Spring's default OAuth JWT flow (using client_credentials grant) is as follows:

  1. Launch the Auth Server (AS)
  2. Launch the Resource Server (RS)
    • At startup the RS requests the tokenKey by calling GET /oauth/token_key using Basic Auth
  3. The AS returns a PUBLIC KEY using RS256 (SHA256withRSA)
  4. Some time later, the Client requests an accessToken by calling GET /oauth/token using the client_credentials grant
  5. The AS returns a JWT accessToken containing a JWS signature
  6. The Client sends the JWT as a Bearer token to the RS
  7. The RS uses the tokenKey that it received from the AS at startup to verify that the JWT accessToken came from the AS. This is where I get confused...

Is this secure? Why would a public cert be used rather than a shared secret key? Couldn't a hacker easily obtain the public key and sign their own valid JWT accessToken? How does the usage of the public key cert and the JWT signature work together to verify that the sender was actually the Auth Server and not an attacker?

Any insight would help.

1
jwtpublic-key-encryptionspring-security-oauth2hmac

1 Answers

0
votes

Some research into the nature of public key cryptography and digital signatures gleans this:

Digital signatures implement asymmetric cryptography. A digital signature gives the receiver reason to believe the message was sent by the claimed sender. Similar to a handwritten signature they are difficult to forge. The signer, in this case, the AS, uses a secret PrivateKey to create the signature. Some non-repudiation schemes offer a time stamp for the digital signature, so that even when the PrivateKey is exposed, the signature is valid.

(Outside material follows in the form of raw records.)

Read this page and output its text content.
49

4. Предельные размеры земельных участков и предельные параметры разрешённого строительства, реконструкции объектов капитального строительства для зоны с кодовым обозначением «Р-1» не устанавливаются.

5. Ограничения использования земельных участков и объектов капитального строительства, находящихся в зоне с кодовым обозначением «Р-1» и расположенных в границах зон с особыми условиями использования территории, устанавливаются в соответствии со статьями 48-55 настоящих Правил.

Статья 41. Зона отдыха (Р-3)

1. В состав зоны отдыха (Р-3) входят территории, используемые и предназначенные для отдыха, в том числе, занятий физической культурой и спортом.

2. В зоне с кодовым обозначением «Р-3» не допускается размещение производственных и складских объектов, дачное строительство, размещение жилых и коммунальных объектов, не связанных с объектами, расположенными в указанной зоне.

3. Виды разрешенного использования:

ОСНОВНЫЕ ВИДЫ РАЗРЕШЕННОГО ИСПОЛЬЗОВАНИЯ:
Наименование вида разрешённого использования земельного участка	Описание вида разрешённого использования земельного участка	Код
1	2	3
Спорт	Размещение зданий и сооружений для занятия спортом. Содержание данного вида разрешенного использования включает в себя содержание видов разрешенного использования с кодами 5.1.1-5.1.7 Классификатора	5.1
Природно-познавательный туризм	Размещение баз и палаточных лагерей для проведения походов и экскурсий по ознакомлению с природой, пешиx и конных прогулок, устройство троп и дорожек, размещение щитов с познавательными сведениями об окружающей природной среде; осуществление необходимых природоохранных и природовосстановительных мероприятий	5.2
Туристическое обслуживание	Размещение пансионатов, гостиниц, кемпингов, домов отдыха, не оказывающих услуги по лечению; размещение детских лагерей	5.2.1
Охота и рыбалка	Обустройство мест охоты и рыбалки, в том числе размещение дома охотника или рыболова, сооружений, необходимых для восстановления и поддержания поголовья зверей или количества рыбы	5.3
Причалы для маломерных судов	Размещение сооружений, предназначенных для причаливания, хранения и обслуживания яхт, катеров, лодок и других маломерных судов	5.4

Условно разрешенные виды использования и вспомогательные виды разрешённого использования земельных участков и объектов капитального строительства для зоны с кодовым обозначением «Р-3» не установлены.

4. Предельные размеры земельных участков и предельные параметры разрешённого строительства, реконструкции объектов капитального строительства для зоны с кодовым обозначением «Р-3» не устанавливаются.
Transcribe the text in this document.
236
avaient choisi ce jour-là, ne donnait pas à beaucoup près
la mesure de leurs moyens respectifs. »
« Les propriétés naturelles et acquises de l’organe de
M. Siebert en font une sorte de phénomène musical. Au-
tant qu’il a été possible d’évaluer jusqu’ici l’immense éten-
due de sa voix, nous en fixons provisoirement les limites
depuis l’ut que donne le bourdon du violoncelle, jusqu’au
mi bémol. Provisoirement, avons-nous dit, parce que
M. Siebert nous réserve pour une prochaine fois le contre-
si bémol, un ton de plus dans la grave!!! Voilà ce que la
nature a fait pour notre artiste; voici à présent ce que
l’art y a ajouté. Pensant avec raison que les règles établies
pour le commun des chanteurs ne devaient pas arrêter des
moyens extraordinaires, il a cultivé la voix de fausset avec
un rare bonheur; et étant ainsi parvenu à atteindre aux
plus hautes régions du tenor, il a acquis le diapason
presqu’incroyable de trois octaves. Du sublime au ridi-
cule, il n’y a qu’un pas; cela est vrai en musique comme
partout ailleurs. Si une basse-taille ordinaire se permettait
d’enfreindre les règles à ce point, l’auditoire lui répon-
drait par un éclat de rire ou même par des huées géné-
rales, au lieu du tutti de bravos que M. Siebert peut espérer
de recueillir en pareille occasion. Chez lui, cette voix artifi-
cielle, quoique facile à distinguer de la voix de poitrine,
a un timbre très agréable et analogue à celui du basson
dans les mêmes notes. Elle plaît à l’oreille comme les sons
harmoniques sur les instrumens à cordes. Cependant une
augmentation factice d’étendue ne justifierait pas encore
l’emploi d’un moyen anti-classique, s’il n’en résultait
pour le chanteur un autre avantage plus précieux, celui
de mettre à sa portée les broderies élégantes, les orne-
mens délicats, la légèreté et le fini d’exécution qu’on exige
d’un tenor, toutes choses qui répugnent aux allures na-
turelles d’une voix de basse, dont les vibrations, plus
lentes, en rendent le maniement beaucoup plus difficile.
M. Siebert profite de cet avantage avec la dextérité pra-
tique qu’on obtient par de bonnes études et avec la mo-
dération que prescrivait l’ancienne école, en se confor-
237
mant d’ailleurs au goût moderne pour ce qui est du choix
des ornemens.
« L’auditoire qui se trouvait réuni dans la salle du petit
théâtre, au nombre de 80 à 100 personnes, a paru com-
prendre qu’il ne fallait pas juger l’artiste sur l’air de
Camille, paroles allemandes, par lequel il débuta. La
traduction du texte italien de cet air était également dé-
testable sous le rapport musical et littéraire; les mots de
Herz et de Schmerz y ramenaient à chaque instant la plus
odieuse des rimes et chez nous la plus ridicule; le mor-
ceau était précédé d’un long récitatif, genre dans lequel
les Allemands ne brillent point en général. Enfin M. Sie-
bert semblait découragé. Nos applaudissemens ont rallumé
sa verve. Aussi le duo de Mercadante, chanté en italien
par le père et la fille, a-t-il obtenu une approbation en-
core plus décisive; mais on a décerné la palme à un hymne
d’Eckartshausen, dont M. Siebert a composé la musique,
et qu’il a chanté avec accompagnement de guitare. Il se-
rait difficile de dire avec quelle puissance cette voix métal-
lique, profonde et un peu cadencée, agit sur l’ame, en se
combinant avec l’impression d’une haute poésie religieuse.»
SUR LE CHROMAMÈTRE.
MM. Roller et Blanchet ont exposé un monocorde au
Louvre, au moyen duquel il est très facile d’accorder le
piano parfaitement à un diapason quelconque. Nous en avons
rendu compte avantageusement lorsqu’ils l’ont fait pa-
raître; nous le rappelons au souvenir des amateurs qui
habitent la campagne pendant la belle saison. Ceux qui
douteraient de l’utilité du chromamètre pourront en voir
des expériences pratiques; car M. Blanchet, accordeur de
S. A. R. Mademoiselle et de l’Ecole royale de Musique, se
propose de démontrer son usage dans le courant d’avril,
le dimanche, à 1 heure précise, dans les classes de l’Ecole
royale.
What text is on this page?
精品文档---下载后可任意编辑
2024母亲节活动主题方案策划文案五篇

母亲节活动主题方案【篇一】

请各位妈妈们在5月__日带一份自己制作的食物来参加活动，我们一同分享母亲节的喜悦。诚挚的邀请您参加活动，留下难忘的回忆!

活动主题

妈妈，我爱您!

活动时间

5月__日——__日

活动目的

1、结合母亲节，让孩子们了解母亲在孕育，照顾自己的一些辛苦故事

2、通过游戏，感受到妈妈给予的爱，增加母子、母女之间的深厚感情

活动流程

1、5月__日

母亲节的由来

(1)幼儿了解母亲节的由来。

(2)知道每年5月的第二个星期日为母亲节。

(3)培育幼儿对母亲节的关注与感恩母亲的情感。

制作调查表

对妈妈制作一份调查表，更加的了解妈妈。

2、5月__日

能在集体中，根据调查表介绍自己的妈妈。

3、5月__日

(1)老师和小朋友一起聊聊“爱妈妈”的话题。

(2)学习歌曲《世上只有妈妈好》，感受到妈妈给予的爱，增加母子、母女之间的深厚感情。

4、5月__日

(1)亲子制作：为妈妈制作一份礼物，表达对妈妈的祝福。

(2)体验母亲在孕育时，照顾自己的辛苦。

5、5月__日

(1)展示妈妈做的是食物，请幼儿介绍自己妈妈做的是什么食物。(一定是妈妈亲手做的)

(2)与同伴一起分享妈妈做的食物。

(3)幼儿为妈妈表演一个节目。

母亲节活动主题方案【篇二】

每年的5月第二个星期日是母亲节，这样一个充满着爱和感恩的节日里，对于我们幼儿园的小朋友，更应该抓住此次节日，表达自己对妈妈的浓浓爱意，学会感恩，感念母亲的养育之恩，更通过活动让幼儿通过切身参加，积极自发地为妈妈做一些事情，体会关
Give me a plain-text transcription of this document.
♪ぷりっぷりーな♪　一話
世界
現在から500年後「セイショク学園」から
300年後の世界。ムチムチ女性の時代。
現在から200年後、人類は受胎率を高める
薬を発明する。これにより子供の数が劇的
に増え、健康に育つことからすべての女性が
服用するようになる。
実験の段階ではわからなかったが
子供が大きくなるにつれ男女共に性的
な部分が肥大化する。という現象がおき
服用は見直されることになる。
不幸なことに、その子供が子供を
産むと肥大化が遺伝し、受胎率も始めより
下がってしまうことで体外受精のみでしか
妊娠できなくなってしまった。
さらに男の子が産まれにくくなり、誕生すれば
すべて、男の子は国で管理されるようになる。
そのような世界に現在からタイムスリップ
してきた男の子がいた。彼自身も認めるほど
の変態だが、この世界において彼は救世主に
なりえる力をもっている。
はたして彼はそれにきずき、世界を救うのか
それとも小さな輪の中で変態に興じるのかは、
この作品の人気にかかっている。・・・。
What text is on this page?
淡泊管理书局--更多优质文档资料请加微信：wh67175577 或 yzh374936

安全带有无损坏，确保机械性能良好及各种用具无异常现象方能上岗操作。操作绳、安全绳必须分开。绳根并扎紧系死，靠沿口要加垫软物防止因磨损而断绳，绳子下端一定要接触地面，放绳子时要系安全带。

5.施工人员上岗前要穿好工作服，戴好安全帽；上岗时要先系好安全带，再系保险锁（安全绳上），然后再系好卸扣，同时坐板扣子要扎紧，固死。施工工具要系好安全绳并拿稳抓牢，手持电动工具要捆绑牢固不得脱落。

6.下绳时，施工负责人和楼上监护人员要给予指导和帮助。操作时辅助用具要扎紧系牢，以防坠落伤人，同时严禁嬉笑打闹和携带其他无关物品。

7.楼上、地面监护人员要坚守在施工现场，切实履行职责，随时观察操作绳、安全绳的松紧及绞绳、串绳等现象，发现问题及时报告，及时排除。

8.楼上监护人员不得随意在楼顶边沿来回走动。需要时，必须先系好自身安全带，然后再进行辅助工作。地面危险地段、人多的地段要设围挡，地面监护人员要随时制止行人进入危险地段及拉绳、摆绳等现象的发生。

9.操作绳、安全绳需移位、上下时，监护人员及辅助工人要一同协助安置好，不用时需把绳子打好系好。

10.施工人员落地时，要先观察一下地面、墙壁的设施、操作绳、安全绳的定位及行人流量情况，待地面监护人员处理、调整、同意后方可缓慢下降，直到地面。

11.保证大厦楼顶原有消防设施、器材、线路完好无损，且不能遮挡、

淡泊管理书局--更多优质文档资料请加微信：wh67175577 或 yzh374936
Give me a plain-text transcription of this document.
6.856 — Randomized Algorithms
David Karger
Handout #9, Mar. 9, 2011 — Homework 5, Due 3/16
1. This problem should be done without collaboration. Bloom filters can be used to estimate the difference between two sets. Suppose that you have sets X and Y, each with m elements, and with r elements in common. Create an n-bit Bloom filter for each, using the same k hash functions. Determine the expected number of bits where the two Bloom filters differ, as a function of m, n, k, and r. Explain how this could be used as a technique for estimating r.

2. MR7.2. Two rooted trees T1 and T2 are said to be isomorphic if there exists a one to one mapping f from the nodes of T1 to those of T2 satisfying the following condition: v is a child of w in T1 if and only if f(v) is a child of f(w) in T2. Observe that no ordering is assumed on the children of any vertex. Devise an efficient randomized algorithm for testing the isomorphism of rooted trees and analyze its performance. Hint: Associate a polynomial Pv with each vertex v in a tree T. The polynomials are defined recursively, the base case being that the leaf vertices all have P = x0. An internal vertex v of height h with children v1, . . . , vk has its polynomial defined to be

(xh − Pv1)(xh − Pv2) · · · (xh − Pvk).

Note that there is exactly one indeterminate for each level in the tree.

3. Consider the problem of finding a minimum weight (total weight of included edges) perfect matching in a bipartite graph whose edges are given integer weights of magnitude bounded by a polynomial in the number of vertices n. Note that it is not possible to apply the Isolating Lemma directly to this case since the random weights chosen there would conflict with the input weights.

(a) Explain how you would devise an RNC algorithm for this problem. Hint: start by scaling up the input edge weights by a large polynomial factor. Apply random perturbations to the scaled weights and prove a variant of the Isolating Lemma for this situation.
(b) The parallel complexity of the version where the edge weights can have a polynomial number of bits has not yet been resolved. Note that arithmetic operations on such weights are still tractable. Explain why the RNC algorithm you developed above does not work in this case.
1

A digital signature scheme typically consists of 3 algorithms

1) A key generation algorithm that selects a PrivateKey uniformly at random from a set of possible private keys. The algorithm outputs the private key and a corresponding public key.

2) A signing algorithm that creates a signature using the message and the private key

3) A signature verifying algorithm that, given the message, PublicKey and signature, either accepts or rejects the message's claim to authenticity.

In this case (RS256), the signature was created using SHA256withRSA which is not used as an encryption algorithm, rather it is used to verify the origin or the authenticity of the data. The signature was generated using a private key. The public key is passed to the Resource server to be used to verify the signature. In this scenario, even if an attacker has the PublicKey, they cannot create a spoof message with the signature or alter the contents.